‘Google era’ electric grid more vulnerable than ever

A new report released Tuesday by a group of national security experts calls on Congress to immediately pass legislation that would enable real-time information sharing between the government and the private sector on cyber threats to the nation’s electric grid.

The report by the Center for the Study of the Presidency and Congress — led by former White House Chief of Staff Thomas McLarty III and former Homeland Security Secretary Tom Ridge — traces in great detail the technological changes fundamentally transforming the electric industry and warns those same technologies are creating new vulnerabilities for the “most critical of critical infrastructure” in the nation.

“Paradoxically, as the grid is increasingly networked—thus increasing efficiency and overall situational awareness—it becomes increasingly vulnerable to intrusions from cyberspace,” the report states. “As smart grid technologies are installed, there will be a greater number of access points to the grid networks, requiring increased security awareness by utilities, device manufacturers, and the general public.”

“The grid is moving from the Edison era into the Google era,” Dan Mahaffee, the project co-director, said during a press conference Tuesday. “How do we secure a grid that is having new technology attached to it? We’re creating a broad amount of new threat vectors into critical infrastructure installing this technology. We’ve seen it with the spam botnet that was running on smart refrigerators. And when we begin to connect our toasters and tooth brushes to the smart grid how do we ensure that those standards of security are met?”


2014_07_Future-electric-gridOne example of the electric grid’s increasing complexity, the report highlights a future when electric cars will connect to a smart grid and transfer unused electricity back into the grid. “Car companies will very soon be part of the grid security discussion,” Mahaffee said. “We need to begin those discussions now as the technology is developed, rather than waiting for the day after.”

The 178-page report outlines a dozen short- and long-term recommendations for improving the security of the nation’s electric grid, focusing primarily on improving real-time information sharing on cyber threats between the government and the private companies that own and operate the grid. In particular, the report calls for Congress to “resolve the deadlock that has stymied” cybersecurity legislation.

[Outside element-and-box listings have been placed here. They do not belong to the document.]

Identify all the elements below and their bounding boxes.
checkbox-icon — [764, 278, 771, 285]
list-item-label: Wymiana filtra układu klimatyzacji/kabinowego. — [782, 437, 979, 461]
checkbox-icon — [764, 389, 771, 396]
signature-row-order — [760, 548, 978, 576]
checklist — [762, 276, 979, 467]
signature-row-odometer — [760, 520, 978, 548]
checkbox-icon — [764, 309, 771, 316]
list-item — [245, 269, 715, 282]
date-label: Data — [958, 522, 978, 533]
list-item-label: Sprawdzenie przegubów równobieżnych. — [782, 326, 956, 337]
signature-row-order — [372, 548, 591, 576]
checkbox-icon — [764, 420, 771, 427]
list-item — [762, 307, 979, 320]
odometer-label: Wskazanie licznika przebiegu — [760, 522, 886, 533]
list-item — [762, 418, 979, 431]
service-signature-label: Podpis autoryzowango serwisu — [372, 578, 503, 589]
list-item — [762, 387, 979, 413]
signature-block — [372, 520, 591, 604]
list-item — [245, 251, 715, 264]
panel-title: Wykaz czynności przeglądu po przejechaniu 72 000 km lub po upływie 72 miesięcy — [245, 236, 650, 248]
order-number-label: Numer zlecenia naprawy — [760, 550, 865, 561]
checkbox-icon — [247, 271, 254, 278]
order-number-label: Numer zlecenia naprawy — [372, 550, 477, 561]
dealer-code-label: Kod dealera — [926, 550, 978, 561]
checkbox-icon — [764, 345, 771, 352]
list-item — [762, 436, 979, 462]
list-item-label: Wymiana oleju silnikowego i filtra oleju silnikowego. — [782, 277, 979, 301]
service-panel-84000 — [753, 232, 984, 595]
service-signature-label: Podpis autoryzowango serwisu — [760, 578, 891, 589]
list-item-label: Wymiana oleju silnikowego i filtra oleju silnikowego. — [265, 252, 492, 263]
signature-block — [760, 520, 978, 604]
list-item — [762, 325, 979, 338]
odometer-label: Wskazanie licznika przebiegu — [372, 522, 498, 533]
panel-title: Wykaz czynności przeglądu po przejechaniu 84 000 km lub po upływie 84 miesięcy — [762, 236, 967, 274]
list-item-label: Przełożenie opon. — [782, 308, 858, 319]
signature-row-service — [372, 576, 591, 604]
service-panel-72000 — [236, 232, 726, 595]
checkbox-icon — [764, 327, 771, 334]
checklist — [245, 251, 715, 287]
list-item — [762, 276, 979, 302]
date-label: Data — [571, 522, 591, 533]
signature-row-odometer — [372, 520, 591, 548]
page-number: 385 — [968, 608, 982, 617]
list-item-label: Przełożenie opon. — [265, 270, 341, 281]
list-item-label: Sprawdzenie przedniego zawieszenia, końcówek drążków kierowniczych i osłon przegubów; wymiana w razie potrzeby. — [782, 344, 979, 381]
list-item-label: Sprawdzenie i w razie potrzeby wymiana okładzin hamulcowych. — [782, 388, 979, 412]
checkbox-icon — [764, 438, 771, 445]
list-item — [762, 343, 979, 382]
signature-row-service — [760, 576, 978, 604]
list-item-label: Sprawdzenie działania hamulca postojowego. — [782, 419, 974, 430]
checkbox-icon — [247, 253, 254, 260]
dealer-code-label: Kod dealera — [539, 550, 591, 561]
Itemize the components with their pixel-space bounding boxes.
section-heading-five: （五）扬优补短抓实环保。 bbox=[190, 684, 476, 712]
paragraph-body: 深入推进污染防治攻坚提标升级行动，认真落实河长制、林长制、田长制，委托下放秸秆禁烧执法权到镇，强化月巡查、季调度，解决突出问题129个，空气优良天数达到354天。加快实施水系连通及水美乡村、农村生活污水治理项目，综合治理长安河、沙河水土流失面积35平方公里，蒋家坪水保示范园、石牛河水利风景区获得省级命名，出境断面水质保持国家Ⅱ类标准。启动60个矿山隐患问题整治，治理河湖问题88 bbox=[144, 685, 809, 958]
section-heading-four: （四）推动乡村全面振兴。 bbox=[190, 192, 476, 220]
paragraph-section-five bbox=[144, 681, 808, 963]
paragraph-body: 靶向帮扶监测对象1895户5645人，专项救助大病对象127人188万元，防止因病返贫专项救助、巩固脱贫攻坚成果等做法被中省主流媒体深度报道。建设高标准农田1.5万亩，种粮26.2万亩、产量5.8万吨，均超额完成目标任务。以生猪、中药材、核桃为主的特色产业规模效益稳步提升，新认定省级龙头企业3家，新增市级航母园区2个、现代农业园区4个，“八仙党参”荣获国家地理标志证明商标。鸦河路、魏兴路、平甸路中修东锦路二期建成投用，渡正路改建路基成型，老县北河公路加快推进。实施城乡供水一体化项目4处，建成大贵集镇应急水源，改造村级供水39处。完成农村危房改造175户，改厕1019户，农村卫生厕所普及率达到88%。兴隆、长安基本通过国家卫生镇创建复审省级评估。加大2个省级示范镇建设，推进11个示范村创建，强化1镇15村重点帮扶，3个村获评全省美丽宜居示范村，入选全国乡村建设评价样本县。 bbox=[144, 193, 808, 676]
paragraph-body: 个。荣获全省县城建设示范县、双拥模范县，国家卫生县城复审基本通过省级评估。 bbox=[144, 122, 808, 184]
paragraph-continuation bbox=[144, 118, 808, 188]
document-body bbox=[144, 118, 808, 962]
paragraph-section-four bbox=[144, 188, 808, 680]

“The sense of urgency seems to be missing on some of these issues,” Ridge said. “This concern has been out there and escalating year after year after year. And there are more and more attacks…and the sophistication of attacks is getting greater and greater. And we’re still sitting around talking about it. But at the end of the day, I really think that information sharing is a very, very significant first step.”

House Intelligence Committee Chairman Rep. Mike Rogers, R-Mich., and ranking Democrat Rep. Dutch Ruppersberger, D-Md., threw their support behind the report’s recommendations, appearing with Ridge at the press conference Tuesday. Both warned of the increasing cyber threat posed by nation states, particularly Iran and China.

Rogers referred to private security assessments that have shown nation states are actively hacking into U.S. electric companies and laying in wait with “the option to use” their access. “The sheer level of the threat and sophistication of the threat has grown exponentially,” Rogers said. “Not doing anything is no longer an option.”


According to Rogers, the best thing the government can do in the short term is pass legislation that would provide industry with liability protection so it can engage with the government in real-time information sharing.

Ruppersberger likened the electric grid to the country’s Achilles’ heel. “If we don’t start dealing with what this report talks about, our energy [sector] is going to be attacked,” he said. “We’re not [trying] to scare anybody. These threats are for real.”

In 2007, researchers at the Idaho National Lab conducted the Aurora test, in which a computer virus manipulated the network systems that controlled diesel generators. The test demonstrated for the first time the ability of hackers to use malware to cause physical damage to components of the electrical grid.